Tempers got heated after the fight. Or, rather, after the end of the 6th round from de Abreu’s perspective, because he seemed to think he was in an 8 round fight. He had to be pulled away from the Valsaint corner, and someone hopped up on the apron to wave some papers in his face to try and settle the issue.
De Abreu didn’t come to the middle of the ring for the decision announcement, but it proved irrelevant since Valsaint wound up getting his hand raised on scores of 59-55, 59-55, and 58-56.
Najee Lopez UD-6 Cristian Rios
Najee Lopez was fighting for the first time in almost a year, but didn’t have any rust to shake off in a start-to-finish controlling performance. He couldn’t stop Cristian Rios, a guy that’s gone the distance with serious power punchers like David Lemieux without ever losing by knockout, but Lopez (6-0, 5 KO) did sweep every round on all cards.
Rios (23-17-3, 7 KO) lived up to his reputation for durability, but never really threatened Lopez, who fought smart, disciplined, and seized opportunities without ever trying to force a knockout. Rios overextended his arm at the end of the 4th, but continued without lingering issues. Lopez caught him early in the 5th and had him in trouble on the ropes, but the savvy and sturdy Rios stayed on his feet.
Lopez looked just as capable at light heavyweight as he did at cruiser and heavyweight. Commentary mentioned an expectation that he’ll move down yet again to super middleweight… I look forward to him winning a world title at super flyweight sometime in mid-2025.
Marques Valle UD-6 Jarrod Tennant
Marques Valle had never gone past two rounds before tonight.
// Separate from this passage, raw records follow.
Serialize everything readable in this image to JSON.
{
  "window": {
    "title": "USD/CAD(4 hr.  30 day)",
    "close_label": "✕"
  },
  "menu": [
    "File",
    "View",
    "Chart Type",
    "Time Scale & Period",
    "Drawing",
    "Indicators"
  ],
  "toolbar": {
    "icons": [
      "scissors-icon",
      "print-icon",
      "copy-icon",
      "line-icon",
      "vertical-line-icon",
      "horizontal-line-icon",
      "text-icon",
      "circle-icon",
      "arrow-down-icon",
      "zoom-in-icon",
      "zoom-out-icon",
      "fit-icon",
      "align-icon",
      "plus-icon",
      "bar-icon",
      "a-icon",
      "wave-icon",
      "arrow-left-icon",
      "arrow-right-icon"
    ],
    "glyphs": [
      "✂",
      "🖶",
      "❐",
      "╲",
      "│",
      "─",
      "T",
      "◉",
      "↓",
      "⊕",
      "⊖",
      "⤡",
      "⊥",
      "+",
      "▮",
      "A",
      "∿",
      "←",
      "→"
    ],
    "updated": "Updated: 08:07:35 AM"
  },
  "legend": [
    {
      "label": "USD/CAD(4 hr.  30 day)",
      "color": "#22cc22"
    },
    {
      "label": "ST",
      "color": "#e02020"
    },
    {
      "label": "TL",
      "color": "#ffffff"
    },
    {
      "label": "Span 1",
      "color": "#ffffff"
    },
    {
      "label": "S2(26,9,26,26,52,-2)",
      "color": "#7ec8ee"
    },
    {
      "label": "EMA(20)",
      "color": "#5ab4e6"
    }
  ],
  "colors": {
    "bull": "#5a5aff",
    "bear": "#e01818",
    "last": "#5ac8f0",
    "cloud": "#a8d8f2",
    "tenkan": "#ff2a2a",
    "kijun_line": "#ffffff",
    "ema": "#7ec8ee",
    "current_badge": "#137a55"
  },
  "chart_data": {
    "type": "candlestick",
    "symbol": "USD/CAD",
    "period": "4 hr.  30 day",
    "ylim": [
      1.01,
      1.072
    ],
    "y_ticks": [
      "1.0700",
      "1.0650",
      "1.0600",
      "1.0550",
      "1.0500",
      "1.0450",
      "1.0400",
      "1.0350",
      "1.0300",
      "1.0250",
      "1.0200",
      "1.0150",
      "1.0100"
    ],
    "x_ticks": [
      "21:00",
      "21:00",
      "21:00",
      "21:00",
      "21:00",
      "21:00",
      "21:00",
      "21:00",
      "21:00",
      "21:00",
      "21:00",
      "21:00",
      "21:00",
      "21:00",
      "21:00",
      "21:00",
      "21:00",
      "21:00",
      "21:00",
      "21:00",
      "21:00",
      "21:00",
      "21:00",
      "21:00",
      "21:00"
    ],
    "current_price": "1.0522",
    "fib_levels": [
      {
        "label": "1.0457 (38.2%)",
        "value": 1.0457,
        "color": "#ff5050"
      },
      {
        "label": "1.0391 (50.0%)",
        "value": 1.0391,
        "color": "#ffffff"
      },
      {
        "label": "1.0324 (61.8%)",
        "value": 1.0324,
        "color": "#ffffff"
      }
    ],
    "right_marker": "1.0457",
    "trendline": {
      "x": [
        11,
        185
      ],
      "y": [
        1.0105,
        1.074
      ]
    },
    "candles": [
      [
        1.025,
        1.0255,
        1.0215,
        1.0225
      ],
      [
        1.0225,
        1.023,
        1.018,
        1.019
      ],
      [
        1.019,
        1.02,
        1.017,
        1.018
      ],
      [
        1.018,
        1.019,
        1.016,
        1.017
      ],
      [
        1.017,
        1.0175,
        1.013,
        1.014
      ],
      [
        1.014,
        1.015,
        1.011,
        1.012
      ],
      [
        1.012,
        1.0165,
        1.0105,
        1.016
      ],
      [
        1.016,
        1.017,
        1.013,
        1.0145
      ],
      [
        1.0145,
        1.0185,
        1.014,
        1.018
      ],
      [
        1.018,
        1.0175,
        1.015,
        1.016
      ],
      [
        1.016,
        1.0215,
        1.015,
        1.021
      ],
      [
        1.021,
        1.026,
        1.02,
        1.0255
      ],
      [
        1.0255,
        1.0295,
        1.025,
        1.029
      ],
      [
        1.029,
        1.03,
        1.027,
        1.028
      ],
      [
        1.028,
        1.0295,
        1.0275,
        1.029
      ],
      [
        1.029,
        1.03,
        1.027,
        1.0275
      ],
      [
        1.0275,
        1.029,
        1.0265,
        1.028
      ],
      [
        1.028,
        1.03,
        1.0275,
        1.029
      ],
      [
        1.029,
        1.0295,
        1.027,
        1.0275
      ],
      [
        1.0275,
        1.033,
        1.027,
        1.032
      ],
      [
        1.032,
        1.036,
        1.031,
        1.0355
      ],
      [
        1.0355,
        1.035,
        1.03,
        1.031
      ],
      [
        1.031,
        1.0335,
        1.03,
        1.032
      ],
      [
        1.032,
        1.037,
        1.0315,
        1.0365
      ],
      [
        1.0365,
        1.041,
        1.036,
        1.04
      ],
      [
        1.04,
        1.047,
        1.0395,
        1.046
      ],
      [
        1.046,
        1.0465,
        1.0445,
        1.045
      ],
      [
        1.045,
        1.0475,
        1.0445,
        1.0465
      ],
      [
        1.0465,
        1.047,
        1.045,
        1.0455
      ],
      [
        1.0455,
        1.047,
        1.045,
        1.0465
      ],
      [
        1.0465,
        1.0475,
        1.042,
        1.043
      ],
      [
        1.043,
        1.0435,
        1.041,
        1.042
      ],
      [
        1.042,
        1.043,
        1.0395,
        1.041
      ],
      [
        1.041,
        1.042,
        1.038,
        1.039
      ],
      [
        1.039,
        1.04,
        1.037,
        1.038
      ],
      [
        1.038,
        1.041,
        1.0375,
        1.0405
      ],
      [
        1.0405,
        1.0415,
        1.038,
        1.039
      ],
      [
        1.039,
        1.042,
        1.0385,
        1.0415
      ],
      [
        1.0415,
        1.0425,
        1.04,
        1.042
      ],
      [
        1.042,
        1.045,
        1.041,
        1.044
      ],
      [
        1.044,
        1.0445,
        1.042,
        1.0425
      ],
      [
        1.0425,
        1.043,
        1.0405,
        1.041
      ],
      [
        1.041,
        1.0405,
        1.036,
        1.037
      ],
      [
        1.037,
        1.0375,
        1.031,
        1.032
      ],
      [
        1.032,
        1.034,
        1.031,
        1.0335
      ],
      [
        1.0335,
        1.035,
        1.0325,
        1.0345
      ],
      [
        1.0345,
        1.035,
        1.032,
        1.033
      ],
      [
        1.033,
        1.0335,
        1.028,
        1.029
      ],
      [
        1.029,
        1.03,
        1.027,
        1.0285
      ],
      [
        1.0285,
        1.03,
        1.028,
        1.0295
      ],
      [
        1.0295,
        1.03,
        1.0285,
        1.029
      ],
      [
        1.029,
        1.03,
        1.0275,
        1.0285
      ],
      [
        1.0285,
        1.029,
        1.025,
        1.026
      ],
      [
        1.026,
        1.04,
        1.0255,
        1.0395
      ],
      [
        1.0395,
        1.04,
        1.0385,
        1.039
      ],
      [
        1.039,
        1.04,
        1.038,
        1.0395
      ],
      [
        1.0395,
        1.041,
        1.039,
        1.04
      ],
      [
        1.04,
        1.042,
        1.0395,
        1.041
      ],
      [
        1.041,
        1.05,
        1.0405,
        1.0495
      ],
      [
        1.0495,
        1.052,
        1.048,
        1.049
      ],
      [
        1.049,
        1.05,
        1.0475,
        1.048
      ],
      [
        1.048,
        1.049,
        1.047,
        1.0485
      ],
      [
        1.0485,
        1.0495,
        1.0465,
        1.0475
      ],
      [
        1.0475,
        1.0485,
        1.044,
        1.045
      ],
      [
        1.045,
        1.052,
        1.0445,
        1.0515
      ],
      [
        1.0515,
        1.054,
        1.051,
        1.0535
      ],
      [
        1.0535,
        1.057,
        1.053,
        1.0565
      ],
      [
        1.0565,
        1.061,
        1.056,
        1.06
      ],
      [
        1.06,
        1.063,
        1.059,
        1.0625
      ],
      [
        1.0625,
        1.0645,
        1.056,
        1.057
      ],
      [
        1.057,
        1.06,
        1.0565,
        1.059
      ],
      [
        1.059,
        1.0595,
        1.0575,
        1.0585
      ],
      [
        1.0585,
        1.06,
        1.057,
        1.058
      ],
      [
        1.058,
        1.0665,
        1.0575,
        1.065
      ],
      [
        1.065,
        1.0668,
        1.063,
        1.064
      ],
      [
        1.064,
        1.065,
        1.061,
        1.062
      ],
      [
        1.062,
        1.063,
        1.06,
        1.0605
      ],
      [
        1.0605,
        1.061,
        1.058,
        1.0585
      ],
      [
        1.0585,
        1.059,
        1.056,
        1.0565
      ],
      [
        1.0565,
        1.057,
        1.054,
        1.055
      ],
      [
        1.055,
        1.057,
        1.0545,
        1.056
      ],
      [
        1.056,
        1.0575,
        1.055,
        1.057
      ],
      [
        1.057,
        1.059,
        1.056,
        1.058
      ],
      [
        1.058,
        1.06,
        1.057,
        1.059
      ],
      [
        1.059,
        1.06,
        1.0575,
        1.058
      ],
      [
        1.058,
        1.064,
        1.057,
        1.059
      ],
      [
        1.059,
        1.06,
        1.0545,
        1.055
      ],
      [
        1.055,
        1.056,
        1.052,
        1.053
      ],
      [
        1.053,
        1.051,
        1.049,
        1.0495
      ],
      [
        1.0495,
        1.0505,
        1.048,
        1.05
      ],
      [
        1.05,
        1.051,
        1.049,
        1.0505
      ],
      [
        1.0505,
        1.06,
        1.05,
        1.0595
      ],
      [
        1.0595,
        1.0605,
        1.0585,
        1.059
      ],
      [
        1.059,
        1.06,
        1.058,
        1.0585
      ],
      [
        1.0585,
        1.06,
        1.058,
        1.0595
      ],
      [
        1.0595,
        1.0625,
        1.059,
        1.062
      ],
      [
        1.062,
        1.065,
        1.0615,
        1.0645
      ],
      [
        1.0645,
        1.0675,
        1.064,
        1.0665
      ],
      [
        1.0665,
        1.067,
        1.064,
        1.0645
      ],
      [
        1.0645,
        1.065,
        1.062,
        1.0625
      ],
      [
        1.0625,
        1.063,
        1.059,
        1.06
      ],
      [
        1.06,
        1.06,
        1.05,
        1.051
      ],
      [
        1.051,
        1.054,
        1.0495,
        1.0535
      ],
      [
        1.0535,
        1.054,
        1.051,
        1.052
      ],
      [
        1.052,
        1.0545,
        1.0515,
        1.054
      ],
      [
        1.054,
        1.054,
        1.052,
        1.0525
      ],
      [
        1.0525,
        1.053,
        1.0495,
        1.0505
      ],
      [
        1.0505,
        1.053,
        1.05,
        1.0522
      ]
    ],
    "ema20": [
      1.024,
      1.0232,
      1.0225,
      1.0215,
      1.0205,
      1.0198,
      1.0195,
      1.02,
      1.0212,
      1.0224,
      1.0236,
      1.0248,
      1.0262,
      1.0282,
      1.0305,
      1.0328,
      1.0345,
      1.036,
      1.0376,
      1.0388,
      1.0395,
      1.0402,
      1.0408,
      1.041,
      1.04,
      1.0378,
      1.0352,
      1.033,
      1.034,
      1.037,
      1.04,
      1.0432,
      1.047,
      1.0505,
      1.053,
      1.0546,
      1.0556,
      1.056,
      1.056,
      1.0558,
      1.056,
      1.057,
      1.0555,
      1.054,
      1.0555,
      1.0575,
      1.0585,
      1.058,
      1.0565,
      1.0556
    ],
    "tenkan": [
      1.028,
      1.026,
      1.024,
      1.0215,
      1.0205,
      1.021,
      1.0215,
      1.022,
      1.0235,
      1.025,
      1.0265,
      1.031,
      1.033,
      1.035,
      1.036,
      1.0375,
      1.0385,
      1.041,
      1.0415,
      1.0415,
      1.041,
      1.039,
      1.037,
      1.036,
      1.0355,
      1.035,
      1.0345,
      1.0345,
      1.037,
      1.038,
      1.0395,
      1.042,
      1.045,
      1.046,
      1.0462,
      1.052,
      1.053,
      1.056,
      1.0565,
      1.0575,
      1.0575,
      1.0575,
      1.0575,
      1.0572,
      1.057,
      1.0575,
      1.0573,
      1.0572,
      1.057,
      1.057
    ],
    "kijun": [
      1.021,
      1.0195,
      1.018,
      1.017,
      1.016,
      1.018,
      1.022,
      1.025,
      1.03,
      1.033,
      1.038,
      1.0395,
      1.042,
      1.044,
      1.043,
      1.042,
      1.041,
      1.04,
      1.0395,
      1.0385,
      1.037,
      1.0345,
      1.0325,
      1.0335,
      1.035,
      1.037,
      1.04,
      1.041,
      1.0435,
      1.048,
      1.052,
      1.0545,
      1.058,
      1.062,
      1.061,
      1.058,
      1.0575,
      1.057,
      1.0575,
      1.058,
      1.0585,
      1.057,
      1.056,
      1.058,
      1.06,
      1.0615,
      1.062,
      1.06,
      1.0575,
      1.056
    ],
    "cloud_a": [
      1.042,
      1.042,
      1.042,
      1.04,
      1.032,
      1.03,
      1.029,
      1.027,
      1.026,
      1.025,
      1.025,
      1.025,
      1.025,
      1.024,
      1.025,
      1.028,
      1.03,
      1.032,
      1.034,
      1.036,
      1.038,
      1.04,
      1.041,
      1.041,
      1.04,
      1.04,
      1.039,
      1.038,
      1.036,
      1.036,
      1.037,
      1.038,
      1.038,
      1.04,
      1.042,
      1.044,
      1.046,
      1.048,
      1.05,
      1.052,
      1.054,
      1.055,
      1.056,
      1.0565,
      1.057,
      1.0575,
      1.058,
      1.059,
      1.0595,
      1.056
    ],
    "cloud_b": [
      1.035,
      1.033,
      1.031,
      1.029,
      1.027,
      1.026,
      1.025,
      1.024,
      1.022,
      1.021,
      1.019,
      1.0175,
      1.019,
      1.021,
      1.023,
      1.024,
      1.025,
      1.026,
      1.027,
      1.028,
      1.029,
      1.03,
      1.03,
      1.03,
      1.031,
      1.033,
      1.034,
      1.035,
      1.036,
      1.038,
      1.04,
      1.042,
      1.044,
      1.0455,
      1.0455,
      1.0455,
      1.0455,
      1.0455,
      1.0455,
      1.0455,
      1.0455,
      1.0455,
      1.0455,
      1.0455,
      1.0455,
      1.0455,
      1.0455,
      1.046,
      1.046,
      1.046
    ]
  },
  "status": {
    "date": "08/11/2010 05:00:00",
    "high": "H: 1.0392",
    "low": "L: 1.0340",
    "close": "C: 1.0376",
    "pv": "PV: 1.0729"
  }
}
Not only did Jarrod Tennant hang in to see round 3, he took Valle all the way to the final bell in by far the sternest test he’s faced as a pro.
Valle (8-0, 6 KO) started out marching forward and pushing for another early knockout. Tennant (8-2, 4 KO) may not have the number of pro fights to qualify as a seasoned veteran, but the 37 year old had the experience to ride through it, and started finding gaps to counter. He didn’t seem to have the power to make Valle back off, but he did put Valle on a more patient, deliberate pace.
Scores were 60-54, 60-54, and 59-55 in favor of Valle, who once again looked active and entertaining. It remains to be seen how his style will carry over against higher level opponents, but it’s certainly pleasant television right now.
Derek Cintron UD-4 Dario Guerrero
A successful debut for Derek Cintron, who won a unanimous decision against a tougher test than most fighters take on in their first professional outings.
Cintron (1-0) looked very calm and smooth from the start, while Dario Guerrero came out a bit stiff, and had an odd habit of leaning forward with his face pointed at the canvas while winging big, looping punches like a freestyle swimmer.
Guerrero (1-3-1) found some success in the middle rounds, though, and seemed to pull a little trick by switching from lefty to righty in the 4th and final round. He looked more natural in the orthodox stance, but got clipped hard by Cintron and switched back for the last minute of the fight.
Cintron won on 39-37, 39-37, and 40-36 cards, and moves on as a seasoned, undefeated pro fighter. Guerrero suffers his third loss, but he’s a Harvard graduate, so he should have fallback opportunities most fighters don’t if he decides to take a different path.